Renverser
l'anthropologie classique qui affirma la prééminence de l'âme
sur le corps c'est s'attaquer à cette suprématie de la
conscience que l'on identifie à toute forme de pensée. Pour
Nietzsche, l'erreur consiste à prendre la partie pour le tout,
le reflet pour le modèle , pour une essence ce qui n'est qu'une
abstraction taillée dans un tissu infiniment plus large: un
petit segment d'une énormité qui le déborde de partout: cette
immensité c'est la grande raison du corps.
Il
ne s'agit donc plus d'atteindre, à la manière de Bergson, la
conscience dans l'absolu des données immédiates car les données
immédiates sont ambiguës, multiples comme des phénomènes de
surface qui n'ont pas leur raison d'être en eux et qui prennent
leur sens d'une origine -mouvante- que seule une interprétation
permettrait de comprendre: "Ce qui pense, veut, sent en
nous. C'est un aboutissant." affirme
Nietzsche. c'est donc de l'origine de la conscience qu'il est
question dans ce texte.

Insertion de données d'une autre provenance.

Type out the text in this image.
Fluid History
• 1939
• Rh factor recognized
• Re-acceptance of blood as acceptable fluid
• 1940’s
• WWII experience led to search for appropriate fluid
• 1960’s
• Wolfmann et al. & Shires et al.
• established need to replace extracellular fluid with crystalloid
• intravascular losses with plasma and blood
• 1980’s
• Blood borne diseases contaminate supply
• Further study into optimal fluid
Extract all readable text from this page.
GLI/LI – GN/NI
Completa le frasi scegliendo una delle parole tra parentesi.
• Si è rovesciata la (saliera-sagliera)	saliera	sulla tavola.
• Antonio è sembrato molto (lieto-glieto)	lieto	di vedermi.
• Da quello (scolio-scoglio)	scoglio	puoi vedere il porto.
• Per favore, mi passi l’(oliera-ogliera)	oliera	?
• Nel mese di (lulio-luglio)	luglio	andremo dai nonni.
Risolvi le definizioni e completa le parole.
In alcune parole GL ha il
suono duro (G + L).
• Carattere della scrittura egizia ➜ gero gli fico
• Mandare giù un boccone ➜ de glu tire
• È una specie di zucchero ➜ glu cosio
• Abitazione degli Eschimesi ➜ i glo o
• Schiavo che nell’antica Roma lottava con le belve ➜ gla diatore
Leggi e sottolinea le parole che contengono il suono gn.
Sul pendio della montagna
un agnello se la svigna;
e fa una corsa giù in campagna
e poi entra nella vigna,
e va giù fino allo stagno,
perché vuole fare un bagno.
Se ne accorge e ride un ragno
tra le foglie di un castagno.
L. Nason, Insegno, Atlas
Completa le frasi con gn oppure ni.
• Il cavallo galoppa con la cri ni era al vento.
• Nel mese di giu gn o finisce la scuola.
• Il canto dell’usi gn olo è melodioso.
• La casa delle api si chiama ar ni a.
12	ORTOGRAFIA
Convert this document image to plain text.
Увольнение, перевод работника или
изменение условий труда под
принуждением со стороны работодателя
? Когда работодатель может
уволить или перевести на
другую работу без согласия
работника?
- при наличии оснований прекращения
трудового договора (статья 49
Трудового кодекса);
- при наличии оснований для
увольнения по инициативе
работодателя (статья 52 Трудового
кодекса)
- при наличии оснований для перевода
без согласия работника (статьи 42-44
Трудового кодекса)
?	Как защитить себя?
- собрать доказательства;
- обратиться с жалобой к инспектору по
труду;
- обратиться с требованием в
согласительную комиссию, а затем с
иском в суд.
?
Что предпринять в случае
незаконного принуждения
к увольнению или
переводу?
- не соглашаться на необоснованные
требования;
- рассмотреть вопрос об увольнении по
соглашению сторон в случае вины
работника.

Quelle perspective nous permettra de la
comprendre?
La
conscience n’est en somme qu’(1) un réseau de
liens (2) entre les hommes, et elle n’aurait pu
prendre un autre développement (3). A vivre isolé,
telle une bête féroce l’homme aurait pu fort bien
s’en passer (4). Le fait que nos actes nos pensées,
nos sentiments, nos mouvements mêmes nous deviennent
conscients — tout au moins une partie de ceux-ci —
n’est
que le résultat du règne (5) effroyablement long
qu’un «tu dois» (6) a exercé sur l’homme; il
avait besoin, lui,
l’animal le plus menacé, d’aide, de protection,
il avait besoin
de son semblable, il fallait qu’il sût (7) se
rendre intelligible pour exprimer sa détresse — et
pour tout ceci il avait tout d’abord besoin de la conscience,
donc même, pour «savoir » ce qui lui faisait défaut,
pour « savoir » ce qu’il éprouvait,
pour « savoir » ce qu’il pensait. Car pour le dire
encore une fois: l’homme, comme toute créature
vivante, pense sans cesse, mais il l’ignore (8): la
pensée qui devient
consciente n’est
qu’une infime partie, disons la plus superficielle
(9), la plus médiocre (10), car seule cette
conscience se produit
en paroles
(11), c’est-à-dire
dans des signes
de communication par quoi se révèle d’elle-même
l’origine de la conscience."
Nietzsche, Le
Gai Savoir, V, 354 (traduction Klossowski, 10/18)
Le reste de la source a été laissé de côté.